Basically, we need an arbitrarily created secret for each site, provided only with an implicit stream, which can be used to obtain credentials for accessing systems and decrypting data.
Since I want to protect the data from myself, I could write to the client to salt / hash the secret in two ways, one way to get the data, and the other to decrypt it.
Alas, this is not so.
I could get credentials from things in the main oAuth area and this will protect the data from me, but it will open up great opportunities for cross-site vulnerabilities, and in addition, personal identification information makes a bad secret.
The best I got was to use the implicit oAuth2 stream to get the user's email address, randomly generate the client’s secret part and force the user to send a secret via email (as a recovery key), and then store the secret in localStorage.

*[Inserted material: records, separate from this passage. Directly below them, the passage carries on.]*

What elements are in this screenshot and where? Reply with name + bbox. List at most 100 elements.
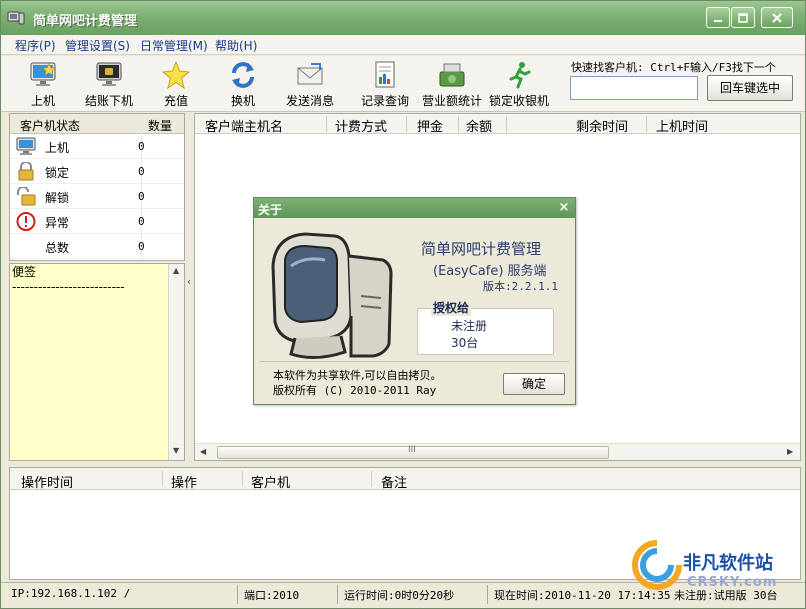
chevron-left-icon[interactable]: ‹ (187, 277, 191, 288)
toolbar-label: 结账下机 (84, 94, 133, 108)
scroll-thumb[interactable]: III (217, 445, 609, 459)
menu-bar: 程序(P) 管理设置(S) 日常管理(M) 帮助(H) (1, 35, 805, 55)
status-count: 0 (138, 215, 145, 228)
monitor-icon (16, 137, 36, 155)
menu-help[interactable]: 帮助(H) (215, 37, 257, 54)
column-remark[interactable]: 备注 (381, 472, 407, 491)
status-row-total[interactable]: 总数 0 (10, 234, 184, 259)
memo-panel: 便签 -------------------------- ▲ ▼ (9, 263, 185, 461)
column-separator[interactable] (406, 116, 407, 132)
toolbar-label: 记录查询 (360, 94, 409, 108)
select-on-enter-button[interactable]: 回车键选中 (707, 75, 793, 101)
column-operation[interactable]: 操作 (171, 472, 197, 491)
warning-icon (16, 212, 36, 231)
column-billing[interactable]: 计费方式 (335, 116, 387, 135)
about-edition: (EasyCafe) 服务端 (433, 264, 547, 279)
divider (259, 361, 569, 362)
memo-title: 便签 (12, 265, 37, 279)
toolbar-label: 锁定收银机 (488, 94, 549, 108)
horizontal-scrollbar[interactable]: ◀ III ▶ (195, 443, 800, 460)
column-separator[interactable] (371, 471, 372, 487)
toolbar-label: 发送消息 (285, 94, 334, 108)
column-separator[interactable] (326, 116, 327, 132)
toolbar-label: 换机 (230, 94, 255, 108)
grip-icon: III (408, 445, 416, 455)
shareware-notice: 本软件为共享软件,可以自由拷贝。 (273, 369, 442, 382)
column-remaining[interactable]: 剩余时间 (576, 116, 628, 135)
toolbar-lock-cashier-button[interactable]: 锁定收银机 (487, 58, 551, 110)
client-grid-header: 客户端主机名 计费方式 押金 余额 剩余时间 上机时间 (195, 114, 800, 135)
menu-settings[interactable]: 管理设置(S) (65, 37, 130, 54)
status-ip: IP:192.168.1.102 / (11, 587, 131, 600)
toolbar-start-session-button[interactable]: 上机 (11, 58, 75, 110)
close-button[interactable] (761, 7, 793, 28)
about-dialog: 关于 × 简单网吧计费管理 (EasyCafe) 服务端 版本:2.2.1.1 … (253, 197, 576, 405)
column-balance[interactable]: 余额 (466, 116, 492, 135)
toolbar-label: 营业额统计 (421, 94, 482, 108)
scroll-down-icon[interactable]: ▼ (173, 446, 179, 455)
toolbar-records-button[interactable]: 记录查询 (353, 58, 417, 110)
watermark: 非凡软件站 CRSKY.com (621, 531, 801, 601)
envelope-icon (297, 63, 323, 85)
toolbar-send-message-button[interactable]: 发送消息 (278, 58, 342, 110)
status-header-state[interactable]: 客户机状态 (20, 117, 80, 134)
minimize-button[interactable] (706, 7, 730, 28)
lock-icon (18, 162, 34, 181)
log-grid-header: 操作时间 操作 客户机 备注 (10, 468, 800, 491)
column-separator[interactable] (162, 471, 163, 487)
app-icon (7, 11, 25, 25)
status-label: 上机 (45, 141, 70, 155)
report-icon (375, 61, 395, 88)
license-status: 未注册 (451, 319, 488, 333)
status-row-locked[interactable]: 锁定 0 (10, 159, 184, 184)
refresh-icon (232, 62, 254, 88)
scroll-up-icon[interactable]: ▲ (173, 266, 179, 275)
column-separator[interactable] (458, 116, 459, 132)
memo-scrollbar[interactable]: ▲ ▼ (168, 264, 184, 460)
title-bar[interactable]: 简单网吧计费管理 (1, 1, 805, 35)
license-seats: 30台 (451, 336, 479, 350)
status-row-online[interactable]: 上机 0 (10, 134, 184, 159)
monitor-off-icon (96, 62, 122, 86)
column-login-time[interactable]: 上机时间 (656, 116, 708, 135)
status-row-error[interactable]: 异常 0 (10, 209, 184, 234)
toolbar-revenue-button[interactable]: 营业额统计 (420, 58, 484, 110)
main-window: 简单网吧计费管理 程序(P) 管理设置(S) 日常管理(M) 帮助(H) 上机 (0, 0, 806, 609)
toolbar-recharge-button[interactable]: 充值 (144, 58, 208, 110)
status-separator (237, 585, 238, 604)
column-op-time[interactable]: 操作时间 (21, 472, 73, 491)
status-row-unlocked[interactable]: 解锁 0 (10, 184, 184, 209)
computer-illustration-icon (271, 232, 393, 359)
memo-divider: -------------------------- (12, 280, 125, 294)
about-title-bar[interactable]: 关于 × (254, 198, 575, 218)
scroll-left-icon[interactable]: ◀ (200, 447, 206, 456)
status-count: 0 (138, 240, 145, 253)
copyright-text: 版权所有 (C) 2010-2011 Ray (273, 384, 437, 397)
toolbar-checkout-button[interactable]: 结账下机 (77, 58, 141, 110)
memo-textarea[interactable]: 便签 -------------------------- (10, 264, 168, 460)
runner-icon (509, 62, 531, 89)
close-icon[interactable]: × (556, 200, 572, 216)
panel-splitter[interactable]: ‹ (186, 113, 194, 461)
watermark-site-name: 非凡软件站 (683, 553, 773, 574)
column-separator[interactable] (646, 116, 647, 132)
status-label: 总数 (45, 241, 70, 255)
column-client[interactable]: 客户机 (251, 472, 290, 491)
watermark-domain: CRSKY.com (687, 575, 778, 590)
maximize-button[interactable] (731, 7, 755, 28)
quick-search-input[interactable] (570, 76, 698, 100)
ok-button[interactable]: 确定 (503, 373, 565, 395)
column-deposit[interactable]: 押金 (417, 116, 443, 135)
column-hostname[interactable]: 客户端主机名 (205, 116, 283, 135)
status-header-count[interactable]: 数量 (148, 117, 172, 134)
money-icon (439, 63, 465, 87)
about-app-name: 简单网吧计费管理 (421, 240, 542, 258)
column-separator[interactable] (242, 471, 243, 487)
scroll-right-icon[interactable]: ▶ (787, 447, 793, 456)
menu-program[interactable]: 程序(P) (15, 37, 56, 54)
toolbar-label: 充值 (163, 94, 188, 108)
column-separator[interactable] (506, 116, 507, 132)
menu-daily[interactable]: 日常管理(M) (140, 37, 208, 54)
license-label: 授权给 (431, 299, 472, 316)
toolbar-switch-machine-button[interactable]: 换机 (211, 58, 275, 110)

Salt / Hash of the secret variable + oauth to obtain the client part of the credentials (so that the user should be logged in), necessary for access, encryption and decryption of the data.
If a user ever cleans up his local storage, he needs to follow the link in the recovery email, which puts the secret in localStorage.
This puts the vulnerability back to the client, but is resistant to public machines (you had to know who was last registered and get access to the localStorage token), allows for recovery and weakly requires the user to log in. Still vulnerable to plugin attacks and physical access + knowing the user.
Update . I decided to use some oAuth extensions (hello.js, folder APIs) to store keys in the user account as files. It requires some permissions and some APIs to implement, but seems viable.